Protein localisation:

  • Immunolabelling – We have extensive experience with immunogold labelling and our preferred method is post-embedding labelling, ie; on sections of high pressure frozen samples which have been processed into resin at low temperature for better antigenicity preservation. Pre-screening of the primary antibody with immunofluorescence is critical to success, as not all antibodies work well at the EM level or require a higher concentration for specific labelling. We also have a wide range of gold conjugated secondary antibodies available for use. Recommended reading: McDonald, K., 1999. High-pressure freezing for preservation of high resolution fine structure and antigenicity for immunolabeling. Electron Microscopy Methods and Protocols, pp.77-97.

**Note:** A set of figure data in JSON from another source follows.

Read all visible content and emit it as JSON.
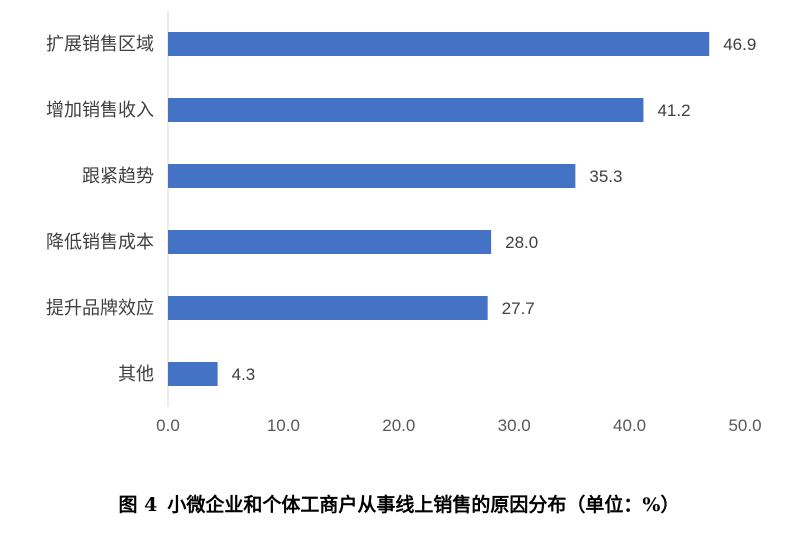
{
  "caption": {
    "figure_number": "图 4",
    "text": "小微企业和个体工商户从事线上销售的原因分布（单位：%）"
  },
  "colors": {
    "bar": "#4472c4",
    "text": "#404040",
    "axis": "#d9d9d9"
  },
  "chart_data": {
    "type": "bar",
    "orientation": "horizontal",
    "categories": [
      "扩展销售区域",
      "增加销售收入",
      "跟紧趋势",
      "降低销售成本",
      "提升品牌效应",
      "其他"
    ],
    "values": [
      46.9,
      41.2,
      35.3,
      28.0,
      27.7,
      4.3
    ],
    "value_labels": [
      "46.9",
      "41.2",
      "35.3",
      "28.0",
      "27.7",
      "4.3"
    ],
    "xlim": [
      0,
      50
    ],
    "x_ticks": [
      0,
      10,
      20,
      30,
      40,
      50
    ],
    "x_tick_labels": [
      "0.0",
      "10.0",
      "20.0",
      "30.0",
      "40.0",
      "50.0"
    ],
    "grid": false,
    "legend": "none"
  }
}
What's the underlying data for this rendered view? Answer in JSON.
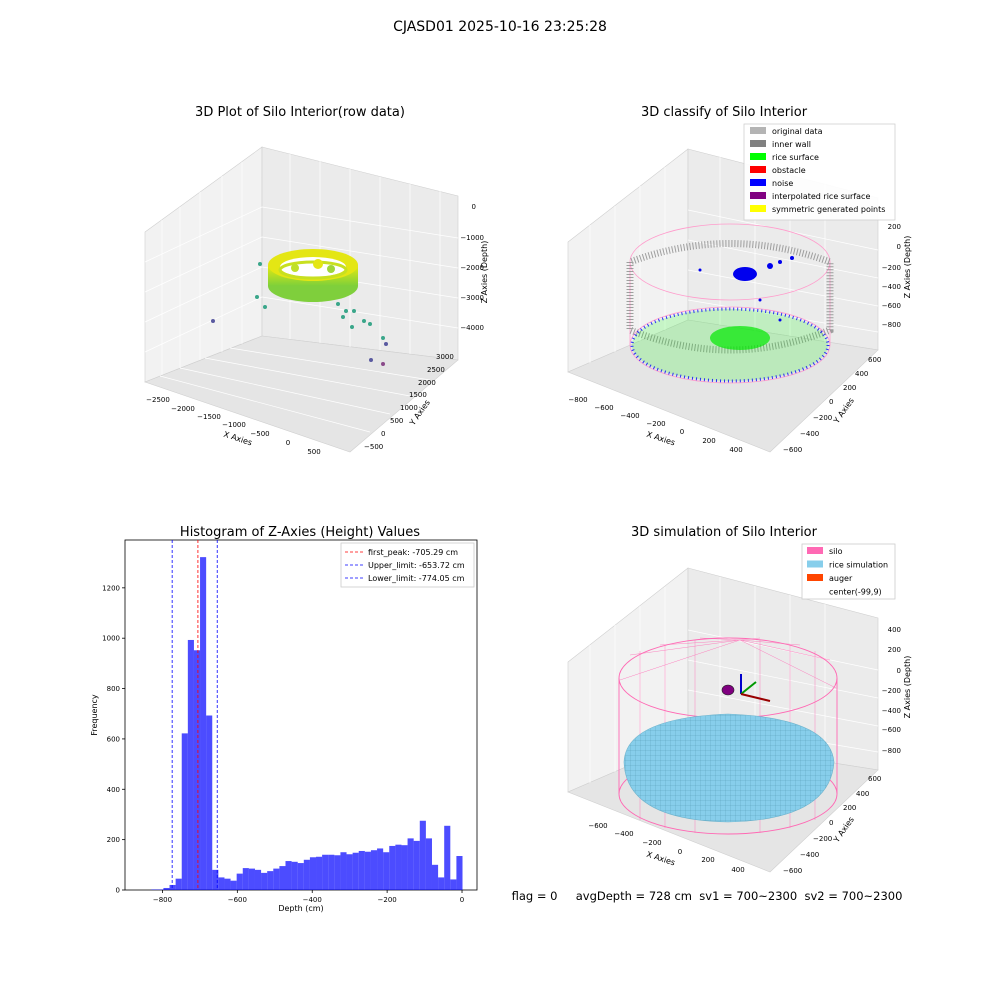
{
  "figure_title": "CJASD01 2025-10-16 23:25:28",
  "panels": {
    "raw": {
      "title": "3D Plot of Silo Interior(row data)",
      "xlabel": "X Axies",
      "ylabel": "Y Axies",
      "zlabel": "Z Axies (Depth)",
      "xticks": [
        "−2500",
        "−2000",
        "−1500",
        "−1000",
        "−500",
        "0",
        "500"
      ],
      "yticks": [
        "−500",
        "0",
        "500",
        "1000",
        "1500",
        "2000",
        "2500",
        "3000"
      ],
      "zticks": [
        "0",
        "−1000",
        "−2000",
        "−3000",
        "−4000"
      ]
    },
    "classify": {
      "title": "3D classify of Silo Interior",
      "xlabel": "X Axies",
      "ylabel": "Y Axies",
      "zlabel": "Z Axies (Depth)",
      "xticks": [
        "−800",
        "−600",
        "−400",
        "−200",
        "0",
        "200",
        "400"
      ],
      "yticks": [
        "−600",
        "−400",
        "−200",
        "0",
        "200",
        "400",
        "600"
      ],
      "zticks": [
        "200",
        "0",
        "−200",
        "−400",
        "−600",
        "−800"
      ],
      "legend": [
        {
          "label": "original data",
          "color": "#b4b4b4"
        },
        {
          "label": "inner wall",
          "color": "#808080"
        },
        {
          "label": "rice surface",
          "color": "#00ff00"
        },
        {
          "label": "obstacle",
          "color": "#ff0000"
        },
        {
          "label": "noise",
          "color": "#0000ff"
        },
        {
          "label": "interpolated rice surface",
          "color": "#800080"
        },
        {
          "label": "symmetric generated points",
          "color": "#ffff00"
        }
      ]
    },
    "simulation": {
      "title": "3D simulation of Silo Interior",
      "xlabel": "X Axies",
      "ylabel": "Y Axies",
      "zlabel": "Z Axies (Depth)",
      "xticks": [
        "−600",
        "−400",
        "−200",
        "0",
        "200",
        "400"
      ],
      "yticks": [
        "−600",
        "−400",
        "−200",
        "0",
        "200",
        "400",
        "600"
      ],
      "zticks": [
        "400",
        "200",
        "0",
        "−200",
        "−400",
        "−600",
        "−800"
      ],
      "legend": [
        {
          "label": "silo",
          "color": "#ff69b4"
        },
        {
          "label": "rice simulation",
          "color": "#87ceeb"
        },
        {
          "label": "auger",
          "color": "#ff4500"
        },
        {
          "label": "center(-99,9)",
          "color": ""
        }
      ]
    }
  },
  "status_text": "flag = 0     avgDepth = 728 cm  sv1 = 700~2300  sv2 = 700~2300",
  "chart_data": [
    {
      "type": "histogram",
      "title": "Histogram of Z-Axies (Height) Values",
      "xlabel": "Depth (cm)",
      "ylabel": "Frequency",
      "xlim": [
        -900,
        40
      ],
      "ylim": [
        0,
        1390
      ],
      "xticks": [
        -800,
        -600,
        -400,
        -200,
        0
      ],
      "xtick_labels": [
        "−800",
        "−600",
        "−400",
        "−200",
        "0"
      ],
      "yticks": [
        0,
        200,
        400,
        600,
        800,
        1000,
        1200
      ],
      "bar_color": "#0000ff",
      "bar_opacity": 0.7,
      "bin_width": 16.3,
      "bins": [
        {
          "x": -830,
          "y": 2
        },
        {
          "x": -813.7,
          "y": 2
        },
        {
          "x": -797.4,
          "y": 8
        },
        {
          "x": -781.1,
          "y": 20
        },
        {
          "x": -764.8,
          "y": 45
        },
        {
          "x": -748.5,
          "y": 622
        },
        {
          "x": -732.2,
          "y": 993
        },
        {
          "x": -715.9,
          "y": 952
        },
        {
          "x": -699.6,
          "y": 1322
        },
        {
          "x": -683.3,
          "y": 693
        },
        {
          "x": -667,
          "y": 80
        },
        {
          "x": -650.7,
          "y": 50
        },
        {
          "x": -634.4,
          "y": 45
        },
        {
          "x": -618.1,
          "y": 37
        },
        {
          "x": -601.8,
          "y": 65
        },
        {
          "x": -585.5,
          "y": 87
        },
        {
          "x": -569.2,
          "y": 85
        },
        {
          "x": -552.9,
          "y": 80
        },
        {
          "x": -536.6,
          "y": 68
        },
        {
          "x": -520.3,
          "y": 75
        },
        {
          "x": -504,
          "y": 85
        },
        {
          "x": -487.7,
          "y": 95
        },
        {
          "x": -471.4,
          "y": 115
        },
        {
          "x": -455.1,
          "y": 112
        },
        {
          "x": -438.8,
          "y": 107
        },
        {
          "x": -422.5,
          "y": 120
        },
        {
          "x": -406.2,
          "y": 130
        },
        {
          "x": -389.9,
          "y": 132
        },
        {
          "x": -373.6,
          "y": 140
        },
        {
          "x": -357.3,
          "y": 140
        },
        {
          "x": -341,
          "y": 138
        },
        {
          "x": -324.7,
          "y": 150
        },
        {
          "x": -308.4,
          "y": 142
        },
        {
          "x": -292.1,
          "y": 148
        },
        {
          "x": -275.8,
          "y": 155
        },
        {
          "x": -259.5,
          "y": 152
        },
        {
          "x": -243.2,
          "y": 158
        },
        {
          "x": -226.9,
          "y": 165
        },
        {
          "x": -210.6,
          "y": 150
        },
        {
          "x": -194.3,
          "y": 175
        },
        {
          "x": -178,
          "y": 180
        },
        {
          "x": -161.7,
          "y": 178
        },
        {
          "x": -145.4,
          "y": 205
        },
        {
          "x": -129.1,
          "y": 195
        },
        {
          "x": -112.8,
          "y": 275
        },
        {
          "x": -96.5,
          "y": 205
        },
        {
          "x": -80.2,
          "y": 100
        },
        {
          "x": -63.9,
          "y": 50
        },
        {
          "x": -47.6,
          "y": 255
        },
        {
          "x": -31.3,
          "y": 42
        },
        {
          "x": -15,
          "y": 135
        }
      ],
      "reference_lines": [
        {
          "label": "first_peak: -705.29 cm",
          "x": -705.29,
          "color": "#ff0000"
        },
        {
          "label": "Upper_limit: -653.72 cm",
          "x": -653.72,
          "color": "#0000ff"
        },
        {
          "label": "Lower_limit: -774.05 cm",
          "x": -774.05,
          "color": "#0000ff"
        }
      ]
    }
  ]
}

  • Genetic tags for EM – An alternative option to immunolabelling (for instance if no antibody is available) is to fuse your protein of interest to a genetic tag specifically developed for EM, of which there are now several, see: Ellisman, M.H., Deerinck, T.J., Shu, X. and Sosinsky, G.E., 2012. Picking faces out of a crowd: genetic labels for identification of proteins in correlated light and electron microscopy imaging. Methods in Cell Biology, 111, p.139.

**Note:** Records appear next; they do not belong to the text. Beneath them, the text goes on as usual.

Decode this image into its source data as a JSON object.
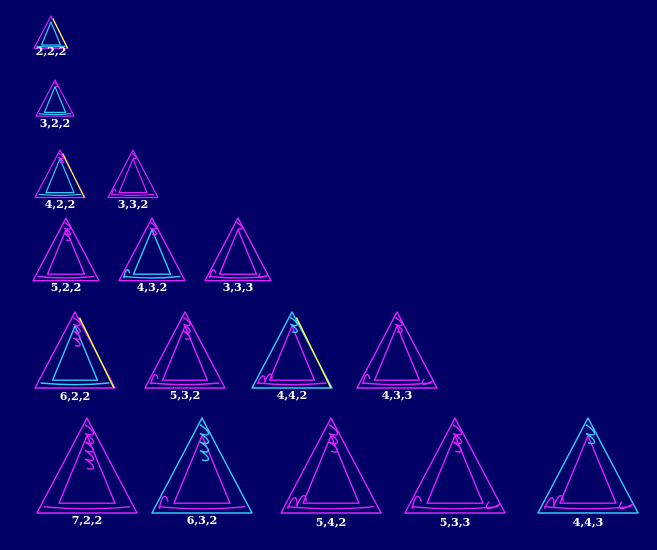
{
  "colors": {
    "background": "#000066",
    "magenta": "#dd22ff",
    "cyan": "#33ccff",
    "yellow": "#ffff44",
    "label": "#ffffff"
  },
  "diagrams": [
    {
      "id": "2-2-2",
      "label": "2,2,2",
      "outer": "magenta",
      "inner": "cyan",
      "highlight": "yellow",
      "twists": [
        0,
        0,
        0
      ]
    },
    {
      "id": "3-2-2",
      "label": "3,2,2",
      "outer": "magenta",
      "inner": "cyan",
      "highlight": "",
      "twists": [
        1,
        0,
        0
      ]
    },
    {
      "id": "4-2-2",
      "label": "4,2,2",
      "outer": "magenta",
      "inner": "cyan",
      "highlight": "yellow",
      "twists": [
        2,
        0,
        0
      ]
    },
    {
      "id": "3-3-2",
      "label": "3,3,2",
      "outer": "magenta",
      "inner": "magenta",
      "highlight": "",
      "twists": [
        1,
        1,
        0
      ]
    },
    {
      "id": "5-2-2",
      "label": "5,2,2",
      "outer": "magenta",
      "inner": "magenta",
      "highlight": "",
      "twists": [
        3,
        0,
        0
      ]
    },
    {
      "id": "4-3-2",
      "label": "4,3,2",
      "outer": "magenta",
      "inner": "cyan",
      "highlight": "",
      "twists": [
        2,
        1,
        0
      ]
    },
    {
      "id": "3-3-3",
      "label": "3,3,3",
      "outer": "magenta",
      "inner": "magenta",
      "highlight": "",
      "twists": [
        1,
        1,
        1
      ]
    },
    {
      "id": "6-2-2",
      "label": "6,2,2",
      "outer": "magenta",
      "inner": "cyan",
      "highlight": "yellow",
      "twists": [
        4,
        0,
        0
      ]
    },
    {
      "id": "5-3-2",
      "label": "5,3,2",
      "outer": "magenta",
      "inner": "magenta",
      "highlight": "",
      "twists": [
        3,
        1,
        0
      ]
    },
    {
      "id": "4-4-2",
      "label": "4,4,2",
      "outer": "cyan",
      "inner": "magenta",
      "highlight": "yellow",
      "twists": [
        2,
        2,
        0
      ]
    },
    {
      "id": "4-3-3",
      "label": "4,3,3",
      "outer": "magenta",
      "inner": "magenta",
      "highlight": "",
      "twists": [
        2,
        1,
        1
      ]
    },
    {
      "id": "7-2-2",
      "label": "7,2,2",
      "outer": "magenta",
      "inner": "magenta",
      "highlight": "",
      "twists": [
        5,
        0,
        0
      ]
    },
    {
      "id": "6-3-2",
      "label": "6,3,2",
      "outer": "cyan",
      "inner": "magenta",
      "highlight": "",
      "twists": [
        4,
        1,
        0
      ]
    },
    {
      "id": "5-4-2",
      "label": "5,4,2",
      "outer": "magenta",
      "inner": "magenta",
      "highlight": "",
      "twists": [
        3,
        2,
        0
      ]
    },
    {
      "id": "5-3-3",
      "label": "5,3,3",
      "outer": "magenta",
      "inner": "magenta",
      "highlight": "",
      "twists": [
        3,
        1,
        1
      ]
    },
    {
      "id": "4-4-3",
      "label": "4,4,3",
      "outer": "cyan",
      "inner": "magenta",
      "highlight": "",
      "twists": [
        2,
        2,
        1
      ]
    }
  ]
}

Correlative light and electron microscopy (CLEM) – This is a powerful technique which allows fluorescent proteins of interest to be placed in ultrastructural context by imaging the same sample with two or more techniques. A nice overview of CLEMis given by: De Boer, P., Hoogenboom, J.P. and Giepmans, B.N., 2015. Correlated light and electron microscopy: ultrastructure lights up!. Nature methods, 12(6), pp.503-513.

We have also developed a method here for super-resolution CLEM. This method works very well in culture cells highly expressing GFP, YFP/mVenus or mRuby2. Please see: Johnson, E., Seiradake, E., Jones, E.Y., Davis, I., Grünewald, K. and Kaufmann, R., 2015. Correlative in-resin super-resolution and electron microscopy using standard fluorescent proteins. Scientific reports, 5.